Five Months After Antarctic Plane Crash, Crew Declared Dead

Antarctic plane crash on Mount Elizabeth
Drew Coleman/Antarctic NZ

Three crew members who were aboard an aircraft that went down in the Antarctic this past January were officially declared dead by a coroner in New Zealand this week as the inquiry into the accident got underway. The small Twin Otter airplane was en route from the South Pole to an Italian research station near Terra Nova Bay when it crashed into the side of a mountain. Pilot Bob Heath, as well as crew members Mike Denton and Perry Anderson, all lost their lives in the crash.

The fatal accident is under investigation by the Canadian Transport Board but since the plane went down in an area of Antarctica that is under the jurisdiction of New Zealand, a coroner from that country had to make the official pronunciation of the death of the crew. During the inquiry, it was revealed that the plane took off on schedule and that the pilot was checking in every hour of the flight as expected. There were no indications of any problems at all right up until the moment that the emergency beacon went off.

While the report hasn’t been able to reveal any mechanical issues with the aircraft, the judge overhearing the investigation stopped short of saying pilot error was the cause of the plane crash.

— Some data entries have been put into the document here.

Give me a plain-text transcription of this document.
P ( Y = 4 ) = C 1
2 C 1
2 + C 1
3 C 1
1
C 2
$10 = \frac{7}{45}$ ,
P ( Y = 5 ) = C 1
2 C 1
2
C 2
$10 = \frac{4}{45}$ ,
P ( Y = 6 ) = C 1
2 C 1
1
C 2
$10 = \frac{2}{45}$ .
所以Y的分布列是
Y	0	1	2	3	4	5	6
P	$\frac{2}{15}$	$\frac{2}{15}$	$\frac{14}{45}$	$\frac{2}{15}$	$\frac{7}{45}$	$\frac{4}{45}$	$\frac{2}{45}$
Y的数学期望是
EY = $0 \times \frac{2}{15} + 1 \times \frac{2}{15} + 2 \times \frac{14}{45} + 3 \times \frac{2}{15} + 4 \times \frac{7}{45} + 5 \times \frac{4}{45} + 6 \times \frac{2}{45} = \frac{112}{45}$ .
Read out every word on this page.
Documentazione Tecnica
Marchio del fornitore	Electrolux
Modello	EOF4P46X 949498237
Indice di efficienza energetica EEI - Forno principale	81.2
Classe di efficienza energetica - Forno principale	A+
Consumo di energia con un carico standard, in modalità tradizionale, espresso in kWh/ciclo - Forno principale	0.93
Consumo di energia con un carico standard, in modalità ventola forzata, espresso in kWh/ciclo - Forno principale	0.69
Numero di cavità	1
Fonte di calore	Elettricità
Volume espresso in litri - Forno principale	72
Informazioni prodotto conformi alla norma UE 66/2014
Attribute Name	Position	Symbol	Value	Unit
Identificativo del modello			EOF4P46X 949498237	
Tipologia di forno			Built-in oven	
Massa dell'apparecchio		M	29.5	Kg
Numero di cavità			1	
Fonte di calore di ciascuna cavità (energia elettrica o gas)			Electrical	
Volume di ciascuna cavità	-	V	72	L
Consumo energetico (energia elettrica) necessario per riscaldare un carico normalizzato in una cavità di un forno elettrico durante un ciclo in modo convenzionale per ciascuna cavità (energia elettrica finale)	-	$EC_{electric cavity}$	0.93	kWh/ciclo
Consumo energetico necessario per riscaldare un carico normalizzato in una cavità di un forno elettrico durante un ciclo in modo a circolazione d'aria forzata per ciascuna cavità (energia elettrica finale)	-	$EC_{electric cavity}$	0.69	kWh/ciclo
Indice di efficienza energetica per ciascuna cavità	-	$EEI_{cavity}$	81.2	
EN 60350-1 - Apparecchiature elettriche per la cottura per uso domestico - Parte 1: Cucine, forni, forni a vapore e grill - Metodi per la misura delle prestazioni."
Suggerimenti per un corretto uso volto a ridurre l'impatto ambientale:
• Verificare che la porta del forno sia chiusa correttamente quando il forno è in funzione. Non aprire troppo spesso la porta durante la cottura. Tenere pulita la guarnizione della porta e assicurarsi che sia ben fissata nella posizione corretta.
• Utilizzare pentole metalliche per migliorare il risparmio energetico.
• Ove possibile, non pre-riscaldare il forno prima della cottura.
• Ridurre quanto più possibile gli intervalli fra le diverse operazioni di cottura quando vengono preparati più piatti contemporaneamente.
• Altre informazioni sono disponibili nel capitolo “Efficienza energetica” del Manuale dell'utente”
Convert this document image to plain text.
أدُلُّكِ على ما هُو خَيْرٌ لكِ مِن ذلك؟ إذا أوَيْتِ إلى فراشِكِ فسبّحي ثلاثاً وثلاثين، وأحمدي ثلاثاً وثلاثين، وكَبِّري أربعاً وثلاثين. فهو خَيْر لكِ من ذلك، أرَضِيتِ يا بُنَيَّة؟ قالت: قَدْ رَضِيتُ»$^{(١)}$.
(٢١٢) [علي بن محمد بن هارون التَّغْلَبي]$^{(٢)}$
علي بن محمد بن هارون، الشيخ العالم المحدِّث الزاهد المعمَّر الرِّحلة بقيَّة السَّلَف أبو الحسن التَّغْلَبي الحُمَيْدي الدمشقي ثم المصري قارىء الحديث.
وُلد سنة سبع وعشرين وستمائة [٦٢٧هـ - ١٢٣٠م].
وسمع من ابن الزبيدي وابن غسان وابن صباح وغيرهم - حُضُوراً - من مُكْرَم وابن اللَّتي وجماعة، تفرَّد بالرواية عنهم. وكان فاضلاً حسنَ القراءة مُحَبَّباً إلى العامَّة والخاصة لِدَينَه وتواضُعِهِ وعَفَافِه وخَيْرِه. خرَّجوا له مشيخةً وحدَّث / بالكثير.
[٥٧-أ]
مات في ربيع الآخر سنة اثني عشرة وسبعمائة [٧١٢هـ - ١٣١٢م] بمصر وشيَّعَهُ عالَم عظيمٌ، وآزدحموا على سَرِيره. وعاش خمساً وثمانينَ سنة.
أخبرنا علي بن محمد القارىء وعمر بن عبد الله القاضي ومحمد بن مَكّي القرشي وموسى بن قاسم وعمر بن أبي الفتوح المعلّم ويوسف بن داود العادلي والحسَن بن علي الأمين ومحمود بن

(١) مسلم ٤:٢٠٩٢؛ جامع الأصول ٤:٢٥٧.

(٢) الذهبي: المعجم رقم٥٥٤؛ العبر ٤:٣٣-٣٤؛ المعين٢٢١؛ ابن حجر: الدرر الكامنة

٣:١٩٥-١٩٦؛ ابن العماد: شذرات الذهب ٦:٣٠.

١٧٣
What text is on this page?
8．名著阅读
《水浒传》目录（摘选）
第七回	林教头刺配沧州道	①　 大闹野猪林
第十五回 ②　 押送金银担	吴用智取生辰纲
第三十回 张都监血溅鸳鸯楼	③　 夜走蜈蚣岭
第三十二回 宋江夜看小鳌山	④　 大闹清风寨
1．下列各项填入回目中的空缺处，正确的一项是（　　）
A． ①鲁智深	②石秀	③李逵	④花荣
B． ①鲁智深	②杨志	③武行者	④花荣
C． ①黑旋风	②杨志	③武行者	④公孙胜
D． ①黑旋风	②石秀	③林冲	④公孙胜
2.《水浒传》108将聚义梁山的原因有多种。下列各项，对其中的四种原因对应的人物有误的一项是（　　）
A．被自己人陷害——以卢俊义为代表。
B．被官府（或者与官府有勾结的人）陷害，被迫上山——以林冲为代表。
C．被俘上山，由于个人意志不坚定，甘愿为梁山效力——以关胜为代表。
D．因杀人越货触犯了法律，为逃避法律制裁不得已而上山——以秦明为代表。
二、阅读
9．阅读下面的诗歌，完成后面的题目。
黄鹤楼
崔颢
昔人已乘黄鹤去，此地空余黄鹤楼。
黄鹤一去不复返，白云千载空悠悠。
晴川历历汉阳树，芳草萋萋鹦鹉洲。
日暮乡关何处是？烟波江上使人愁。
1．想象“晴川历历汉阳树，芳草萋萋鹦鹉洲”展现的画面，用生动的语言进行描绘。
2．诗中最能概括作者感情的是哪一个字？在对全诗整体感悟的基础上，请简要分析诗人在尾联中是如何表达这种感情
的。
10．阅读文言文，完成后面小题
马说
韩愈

Instead, he seemed to place the blame on the harsh conditions in Antarctica, which could pose problems even for very experienced pilots.The judge also expressed his admiration for the search and rescue teams that put their lives on the line in an attempt to find the missing plane in January. When the aircraft went down, a multinational effort was launched with the hopes of finding survivors. A SAR team even climbed the treacherous slopes of Mount Elizabeth to get a first hand account of the crash site.

Another team is planning to return in October to recover the bodies of the three men which were impossible to retrieve in the deteriorating conditions at the time.